Priscilla frowned. “Do you think this Bill…how old is he?”

“Older than her. Maybe getting on for fifty.”

“I wonder if he or his father or anyone in his family were ever associated with the militant side of Scottish nationalism.”

“There’s a point. I think I’ll pay them an evening visit.” Hamish stood up and lingered by the office door. “I suppose I’d better say goodbye—again.”

“ ’Fraid so.”

He moved a little forward as if to kiss her. Priscilla sat down abruptly behind the desk and began to shuffle papers. Hamish trailed out with his dog and his cat behind him.

He stopped on a rise on the road before the wildlife park and let the dog and cat out. He knew they liked playing in the snow and they needed to run off some of the fat they had gained by mooching in the kitchen of the Italian restaurant.

It was a bright moonlit frosty night. He smiled indulgently as Sonsie and Lugs tore through the snow.

It was on nights like this that Sutherland became a fairy county, all black and white, the silhouettes of the mountains rising up to a sky blazing with stars.

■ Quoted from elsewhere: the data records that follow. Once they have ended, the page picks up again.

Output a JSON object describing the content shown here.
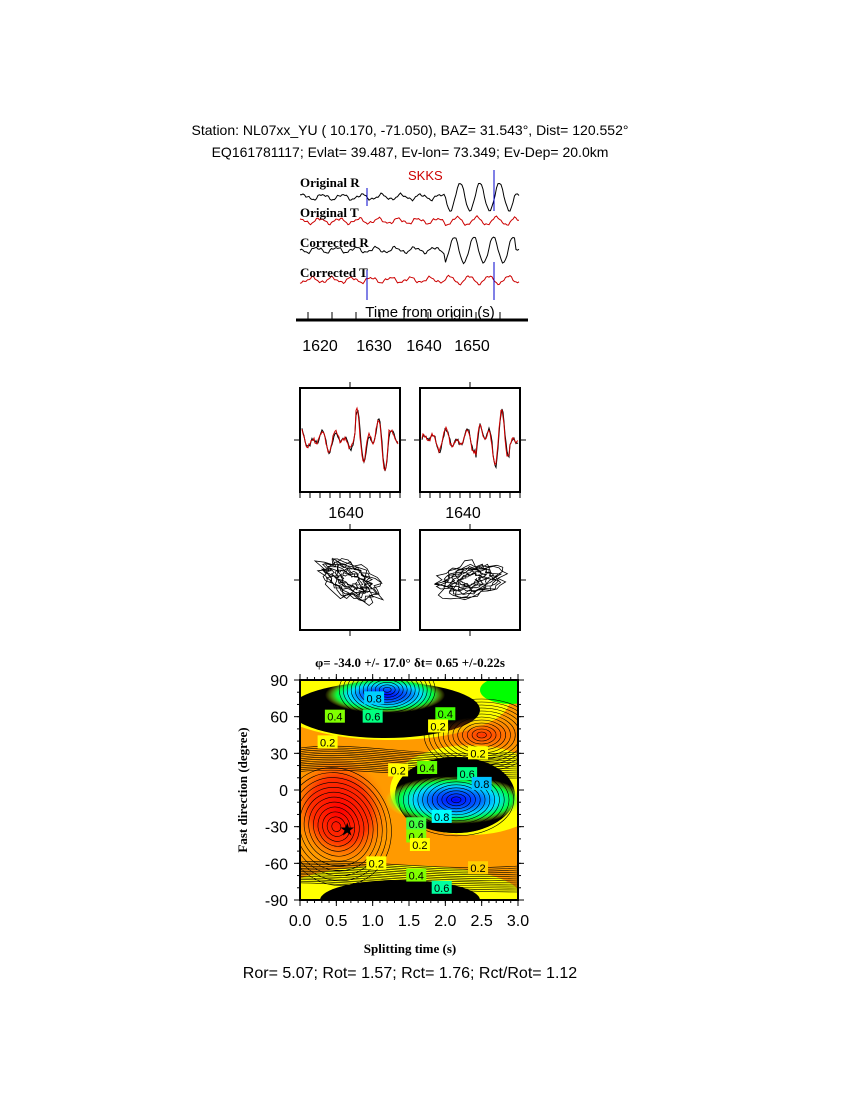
{
  "header": {
    "line1": "Station: NL07xx_YU (  10.170,  -71.050), BAZ=   31.543°, Dist=  120.552°",
    "line2": "EQ161781117; Evlat=  39.487, Ev-lon=  73.349; Ev-Dep= 20.0km"
  },
  "traces": {
    "labels": [
      "Original R",
      "Original T",
      "Corrected R",
      "Corrected T"
    ],
    "phase": "SKKS",
    "xlabel": "Time from origin (s)",
    "ticks": [
      "1620",
      "1630",
      "1640",
      "1650"
    ],
    "colors": {
      "radial": "#000000",
      "transverse": "#cc0000",
      "window": "#0000cc"
    }
  },
  "waveform_panels": {
    "tick_labels": [
      "1640",
      "1640"
    ]
  },
  "chart_data": {
    "type": "heatmap",
    "title": "φ= -34.0 +/- 17.0° δt= 0.65 +/-0.22s",
    "xlabel": "Splitting time (s)",
    "ylabel": "Fast direction (degree)",
    "xlim": [
      0.0,
      3.0
    ],
    "ylim": [
      -90,
      90
    ],
    "xticks": [
      "0.0",
      "0.5",
      "1.0",
      "1.5",
      "2.0",
      "2.5",
      "3.0"
    ],
    "yticks": [
      "90",
      "60",
      "30",
      "0",
      "-30",
      "-60",
      "-90"
    ],
    "best_fit": {
      "dt": 0.65,
      "phi": -34.0
    },
    "contour_labels": [
      "0.8",
      "0.6",
      "0.4",
      "0.4",
      "0.2",
      "0.2",
      "0.2",
      "0.2",
      "0.4",
      "0.6",
      "0.8",
      "0.8",
      "0.6",
      "0.4",
      "0.2",
      "0.2",
      "0.4",
      "0.6",
      "0.2"
    ],
    "colorscale": [
      "#e00000",
      "#ff8000",
      "#ffff00",
      "#00ff00",
      "#00ffff",
      "#0000ff"
    ]
  },
  "footer": {
    "text": "Ror= 5.07; Rot= 1.57; Rct= 1.76; Rct/Rot= 1.12"
  }
}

He wished this murder could be quickly solved. Then he would concentrate on getting rid of Josie.

He called his pets, helped them into the back of the car, and drove to the park. He could see the lights were on in the office. Something made him switch off the engine and the headlights and cruise gently down the slope towards the office with the window open.

He slowly got down from the car and pressed his ear to the wall of the office. He heard Jocasta’s voice. “I’m telling you. She said she saw you at Annie’s house. It was one day a month ago when Annie said she was ill and you said you were going into Strathbane. She says you were in there for two hours!”

“If you’re going to believe every malicious auld biddy in Braikie, you’re dafter than I thought.”

“Yes, daft enough to sink my money into this failure. I’m leaving you.”

“Oh, come here, darlin’,” wheedled Bill. “You know I’d be lost without you.”

“But you went to her house!”

“I swear to God I never went near her.”

Hamish thought he had heard enough. If one of the neighbours had seen Bill, why hadn’t they told the police? Was it Mrs. McGirty? Or Cora Baxter?

He knocked loudly on the office door. Jocasta opened it. Her eyes were red with weeping.

“Have I come at a bad time?” asked Hamish.

“No, no, don’t worry about me. I haven’t been crying. Just some sort of allergy.”

Hamish followed her into the office. There was a flash of fear in Bill’s eyes, quickly masked.

“What kind of person was Annie Fleming?” asked Hamish.

“Ask Bill,” said Jocasta. “I’m going up to the house. Good night.